Helen had never seen so much chocolate, ribbons and flowers. It was as if her favorite maiden aunt was a chocoholic. There were mounds of rum, piña colada and key lime truffles. There were shelves of dark chocolate turtles, hand-dipped Oreo cookies, and chocolate-covered pretzels. Rows of chocolate-covered fruit: kiwi, pears, oranges. The chocolate-dipped strawberries were big as peaches.

“They’re dipped first in white and then in dark chocolate,” the salesperson said.

“Try the chocolate-covered orange peel,” Sarah said. “It’s tart—a word that seems to describe you lately.”

Helen made a face, then took a bite.

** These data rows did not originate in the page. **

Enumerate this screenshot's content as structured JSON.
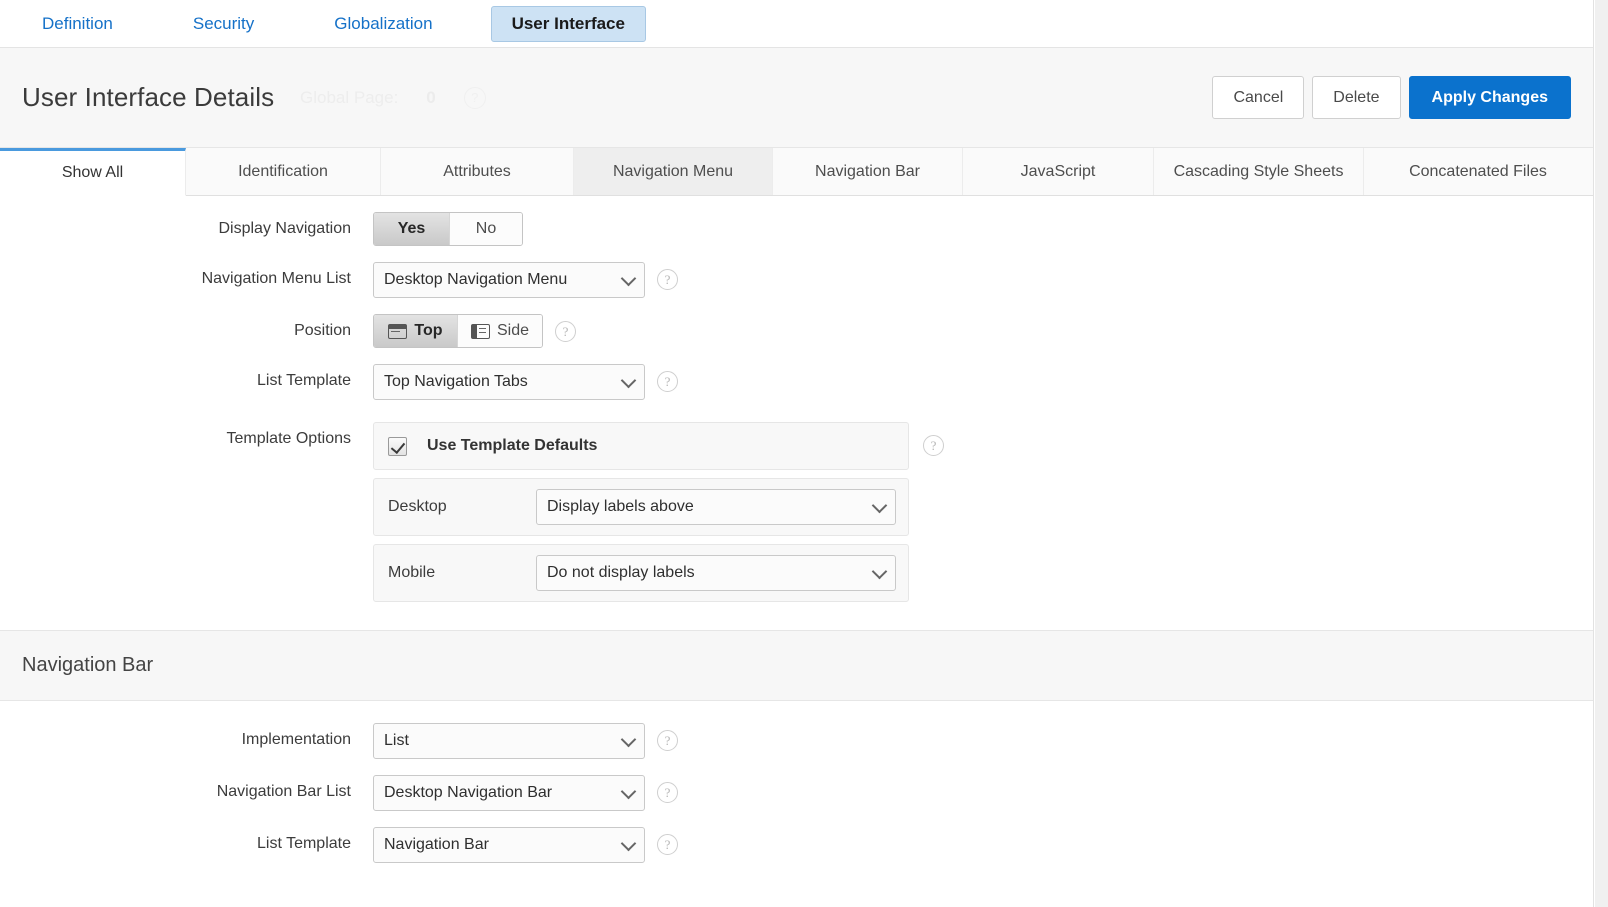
{
  "object_tabs": [
    {
      "label": "Definition",
      "active": false
    },
    {
      "label": "Security",
      "active": false
    },
    {
      "label": "Globalization",
      "active": false
    },
    {
      "label": "User Interface",
      "active": true
    }
  ],
  "header": {
    "title": "User Interface Details",
    "ghost_meta_label": "Global Page:",
    "ghost_meta_value": "0",
    "ghost_help_icon": "help-icon",
    "buttons": {
      "cancel": "Cancel",
      "delete": "Delete",
      "apply": "Apply Changes"
    },
    "accent_primary": "#0b72cd"
  },
  "subtabs": [
    {
      "label": "Show All",
      "state": "active"
    },
    {
      "label": "Identification",
      "state": "normal"
    },
    {
      "label": "Attributes",
      "state": "normal"
    },
    {
      "label": "Navigation Menu",
      "state": "hovered"
    },
    {
      "label": "Navigation Bar",
      "state": "normal"
    },
    {
      "label": "JavaScript",
      "state": "normal"
    },
    {
      "label": "Cascading Style Sheets",
      "state": "normal"
    },
    {
      "label": "Concatenated Files",
      "state": "normal"
    }
  ],
  "nav_menu": {
    "display_navigation": {
      "label": "Display Navigation",
      "options": [
        "Yes",
        "No"
      ],
      "selected": "Yes"
    },
    "navigation_menu_list": {
      "label": "Navigation Menu List",
      "value": "Desktop Navigation Menu",
      "help_icon": "help-icon"
    },
    "position": {
      "label": "Position",
      "options": [
        "Top",
        "Side"
      ],
      "selected": "Top",
      "help_icon": "help-icon",
      "top_icon": "layout-top-icon",
      "side_icon": "layout-side-icon"
    },
    "list_template": {
      "label": "List Template",
      "value": "Top Navigation Tabs",
      "help_icon": "help-icon"
    },
    "template_options": {
      "label": "Template Options",
      "use_defaults_label": "Use Template Defaults",
      "use_defaults_checked": true,
      "help_icon": "help-icon",
      "rows": [
        {
          "label": "Desktop",
          "value": "Display labels above"
        },
        {
          "label": "Mobile",
          "value": "Do not display labels"
        }
      ]
    }
  },
  "nav_bar": {
    "section_title": "Navigation Bar",
    "implementation": {
      "label": "Implementation",
      "value": "List",
      "help_icon": "help-icon"
    },
    "navigation_bar_list": {
      "label": "Navigation Bar List",
      "value": "Desktop Navigation Bar",
      "help_icon": "help-icon"
    },
    "list_template": {
      "label": "List Template",
      "value": "Navigation Bar",
      "help_icon": "help-icon"
    }
  }
}
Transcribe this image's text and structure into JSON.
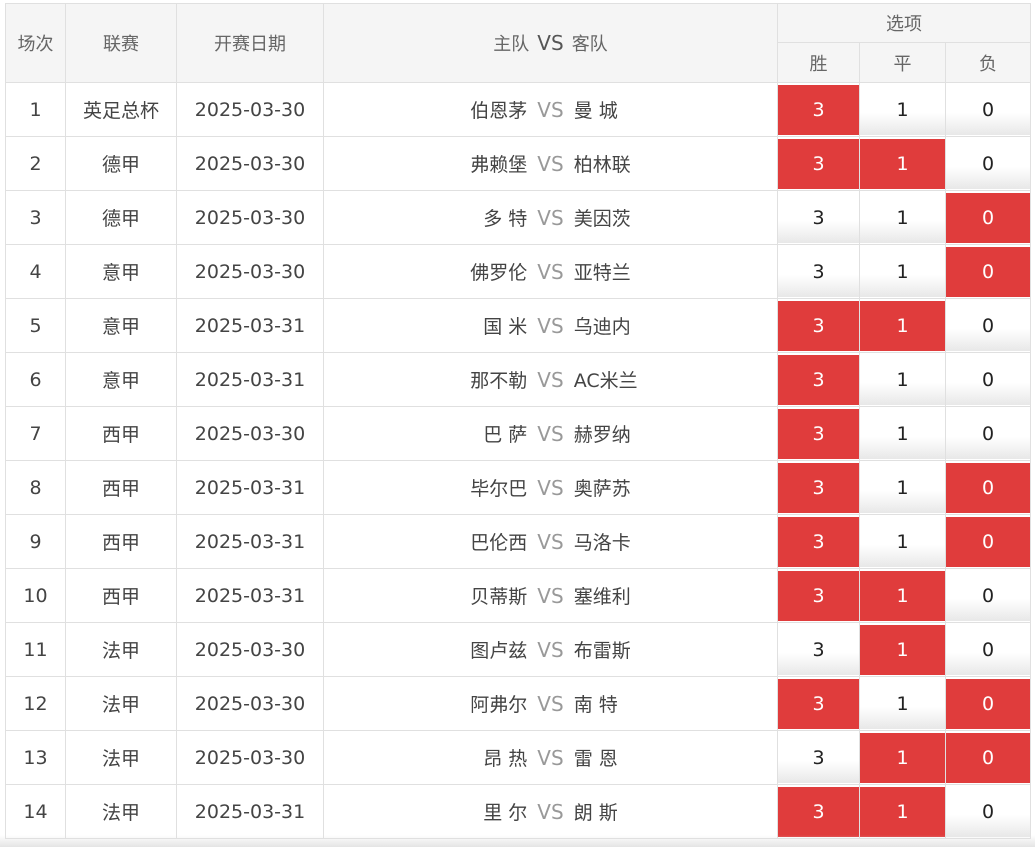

The orange peel was not sweet. It was rich, with a nifty little zing that was almost alcoholic. “Oh, my. If I had Jimmie, I wouldn’t need other men. This is better than...”

“Sex?” Sarah said.

Helen thought of Phil, the visible non-pothead.

“Almost anything else,” she said.

“OK, who is he this time?” Sarah said. “Let’s go over to the café side and discuss this.”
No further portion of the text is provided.